В мгновение ока земля станет плодородной, и злаки будут высоки, словно пальмы. Ветер будет заносить зерна на горные вершины и, измельчив их, позволит муке осесть в долинах. Фрукты вырастут даже на тех деревьях, которые не плодоносят. Исчезнут с лица земли болезни и недуги, а по приказу Мессии смерть отступит от праведных. Язычники же будут умирать в возрасте ста лет, впав в детство.
Место четвертой (римской) мировой монархии займет пятая со столицей в Иерусалиме, доме Мессии. Когда падут десять языческих государств, наступит Страшный суд. Ягве будет восседать в долине Иосафат в окружении Небесного Синедриона старейшин Израиля. Языческие народы будут просить помилования, но не получат его и на них падет кара.
Когда это свершится, небеса и земля превратятся в Царствие вечного счастья, исчезнет тьма и неблаговидные соблазны. Но, однако, так и не был решен вопрос о жизненных функциях человеческого тела.
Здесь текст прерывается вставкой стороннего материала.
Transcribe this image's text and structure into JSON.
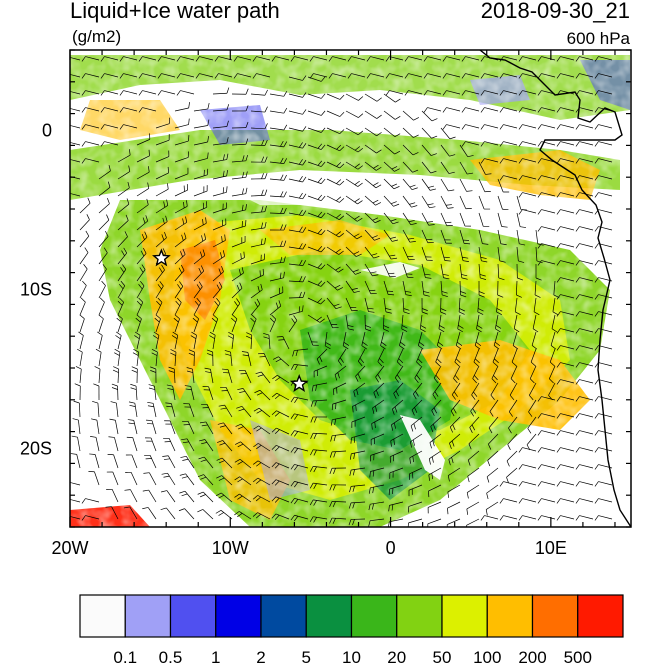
{
  "header": {
    "title": "Liquid+Ice water path",
    "units": "(g/m2)",
    "datetime": "2018-09-30_21",
    "level": "600 hPa"
  },
  "axes": {
    "x_ticks": [
      {
        "lon": -20,
        "label": "20W"
      },
      {
        "lon": -10,
        "label": "10W"
      },
      {
        "lon": 0,
        "label": "0"
      },
      {
        "lon": 10,
        "label": "10E"
      }
    ],
    "y_ticks": [
      {
        "lat": 0,
        "label": "0"
      },
      {
        "lat": -10,
        "label": "10S"
      },
      {
        "lat": -20,
        "label": "20S"
      }
    ],
    "lon_range": [
      -20,
      15
    ],
    "lat_range": [
      -25,
      5
    ]
  },
  "colorbar": {
    "colors": [
      "#fbfbfb",
      "#a0a0f6",
      "#5050f0",
      "#0000e6",
      "#004aa0",
      "#0a9040",
      "#3ab61a",
      "#82d212",
      "#dcf000",
      "#ffbe00",
      "#ff6e00",
      "#ff1a00"
    ],
    "labels": [
      "0.1",
      "0.5",
      "1",
      "2",
      "5",
      "10",
      "20",
      "50",
      "100",
      "200",
      "500"
    ]
  },
  "markers": [
    {
      "name": "star-marker",
      "lon": -14.3,
      "lat": -8.1
    },
    {
      "name": "star-marker",
      "lon": -5.7,
      "lat": -16.0
    }
  ]
}
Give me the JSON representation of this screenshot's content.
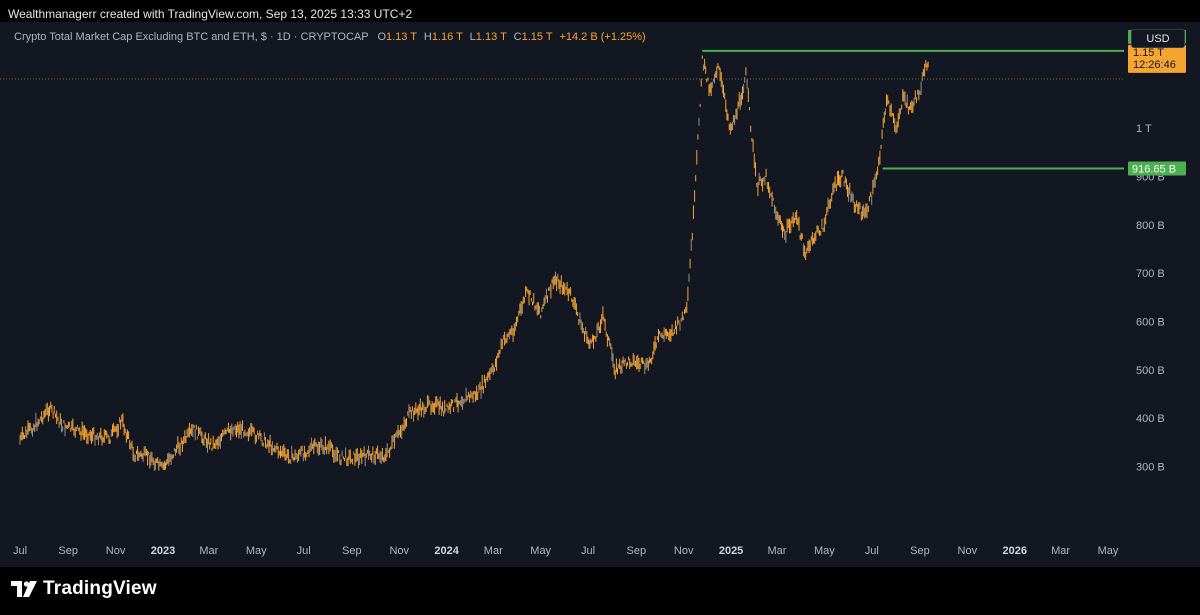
{
  "credit": "Wealthmanagerr created with TradingView.com, Sep 13, 2025 13:33 UTC+2",
  "legend": {
    "title": "Crypto Total Market Cap Excluding BTC and ETH, $ · 1D · CRYPTOCAP",
    "o_label": "O",
    "o_value": "1.13 T",
    "h_label": "H",
    "h_value": "1.16 T",
    "l_label": "L",
    "l_value": "1.13 T",
    "c_label": "C",
    "c_value": "1.15 T",
    "change": "+14.2 B (+1.25%)"
  },
  "currency_button": "USD",
  "brand": {
    "name": "TradingView",
    "icon": "tradingview-logo-icon"
  },
  "colors": {
    "page": "#000000",
    "panel": "#131722",
    "candle": "#f7a531",
    "hline": "#4caf50",
    "label_green": "#4caf50",
    "label_orange": "#f7a531",
    "axis_text": "#b2b5be"
  },
  "chart_data": {
    "type": "line",
    "title": "Crypto Total Market Cap Excluding BTC and ETH, $ · 1D · CRYPTOCAP",
    "x_ticks": [
      "Jul",
      "Sep",
      "Nov",
      "2023",
      "Mar",
      "May",
      "Jul",
      "Sep",
      "Nov",
      "2024",
      "Mar",
      "May",
      "Jul",
      "Sep",
      "Nov",
      "2025",
      "Mar",
      "May",
      "Jul",
      "Sep",
      "Nov",
      "2026",
      "Mar",
      "May"
    ],
    "y_ticks": [
      "1 T",
      "900 B",
      "800 B",
      "700 B",
      "600 B",
      "500 B",
      "400 B",
      "300 B"
    ],
    "y_range": [
      255,
      1200
    ],
    "series": [
      {
        "values_unit": "B",
        "dates": [
          "2022-07-01",
          "2022-07-20",
          "2022-08-08",
          "2022-08-25",
          "2022-09-10",
          "2022-10-01",
          "2022-10-25",
          "2022-11-09",
          "2022-11-25",
          "2022-12-15",
          "2022-12-31",
          "2023-01-20",
          "2023-02-10",
          "2023-03-05",
          "2023-03-10",
          "2023-04-01",
          "2023-04-18",
          "2023-05-10",
          "2023-06-10",
          "2023-06-20",
          "2023-07-14",
          "2023-08-01",
          "2023-08-18",
          "2023-09-11",
          "2023-10-01",
          "2023-10-15",
          "2023-11-01",
          "2023-11-15",
          "2023-12-01",
          "2023-12-15",
          "2023-12-31",
          "2024-01-20",
          "2024-02-10",
          "2024-03-01",
          "2024-03-14",
          "2024-03-28",
          "2024-04-13",
          "2024-05-01",
          "2024-05-20",
          "2024-06-10",
          "2024-06-25",
          "2024-07-05",
          "2024-07-20",
          "2024-08-05",
          "2024-08-25",
          "2024-09-15",
          "2024-10-01",
          "2024-10-20",
          "2024-11-05",
          "2024-11-15",
          "2024-11-25",
          "2024-12-05",
          "2024-12-15",
          "2024-12-31",
          "2025-01-10",
          "2025-01-20",
          "2025-02-03",
          "2025-02-15",
          "2025-03-01",
          "2025-03-11",
          "2025-03-25",
          "2025-04-07",
          "2025-04-20",
          "2025-05-01",
          "2025-05-12",
          "2025-05-25",
          "2025-06-10",
          "2025-06-22",
          "2025-07-01",
          "2025-07-10",
          "2025-07-20",
          "2025-08-01",
          "2025-08-10",
          "2025-08-20",
          "2025-09-01",
          "2025-09-13"
        ],
        "values": [
          355,
          385,
          420,
          385,
          375,
          365,
          360,
          395,
          325,
          320,
          295,
          340,
          375,
          345,
          350,
          380,
          375,
          355,
          320,
          320,
          340,
          340,
          318,
          320,
          325,
          322,
          370,
          410,
          420,
          430,
          415,
          440,
          450,
          500,
          560,
          585,
          660,
          620,
          690,
          650,
          580,
          550,
          610,
          500,
          520,
          505,
          570,
          580,
          620,
          850,
          1140,
          1080,
          1130,
          1000,
          1040,
          1110,
          880,
          900,
          820,
          780,
          820,
          740,
          780,
          800,
          875,
          900,
          840,
          820,
          860,
          930,
          1060,
          1000,
          1060,
          1040,
          1080,
          1150
        ]
      }
    ],
    "horizontal_levels": [
      {
        "value": 1160,
        "label": "1.16 T"
      },
      {
        "value": 916.65,
        "label": "916.65 B"
      }
    ],
    "price_labels": [
      {
        "label": "1.16 T",
        "color": "#4caf50"
      },
      {
        "label": "1.15 T",
        "sub": "12:26:46",
        "color": "#f7a531"
      },
      {
        "label": "916.65 B",
        "color": "#4caf50"
      }
    ],
    "grid": false,
    "legend_position": "top-left"
  }
}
Большинство мудрецов соглашались с пророчеством Баруха, что после воскресения все люди будут выглядеть так же, как при прежней жизни, чтобы быть узнанными родственниками и друзьями, и чтобы все уверовали в воскрешение. Когда Ягве призовет добро, и зло будет наказано, праведные превратятся в прекрасных ангелов, а грешники исчезнут.
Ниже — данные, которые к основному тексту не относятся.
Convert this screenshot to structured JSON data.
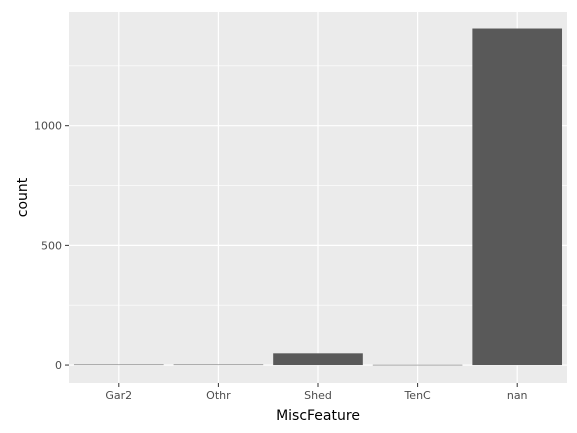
{
  "chart_data": {
    "type": "bar",
    "title": "",
    "xlabel": "MiscFeature",
    "ylabel": "count",
    "categories": [
      "Gar2",
      "Othr",
      "Shed",
      "TenC",
      "nan"
    ],
    "values": [
      2,
      2,
      49,
      1,
      1406
    ],
    "ylim": [
      -75,
      1475
    ],
    "yticks": [
      0,
      500,
      1000
    ],
    "ytick_labels": [
      "0",
      "500",
      "1000"
    ],
    "grid": true,
    "legend": "none",
    "colors": {
      "panel": "#EBEBEB",
      "grid_major": "#FFFFFF",
      "bar": "#595959",
      "tick": "#333333"
    }
  }
}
Это была заманчивая перспектива для всех иудеев, которая соответствовала их представлениям о Боге, справедливости, вознаграждении и наказании, и перекликалась со словами древних пророков. Этим и жили возможно сие совершится при их жизни, возможно при жизни их сыновей и внуков, и не столь важно когда, главное - что объединятся любящие друг друга люди.
Если и было уязвимое место в пророчествах о Мессии, так это вопрос, как Его узнать во время пришествия. Об этом сказывалось мало и смутно: Он будет из рода Давидова, Его рождение пройдет незамеченным для современников, Израиль в это время будет под чужеземным игом.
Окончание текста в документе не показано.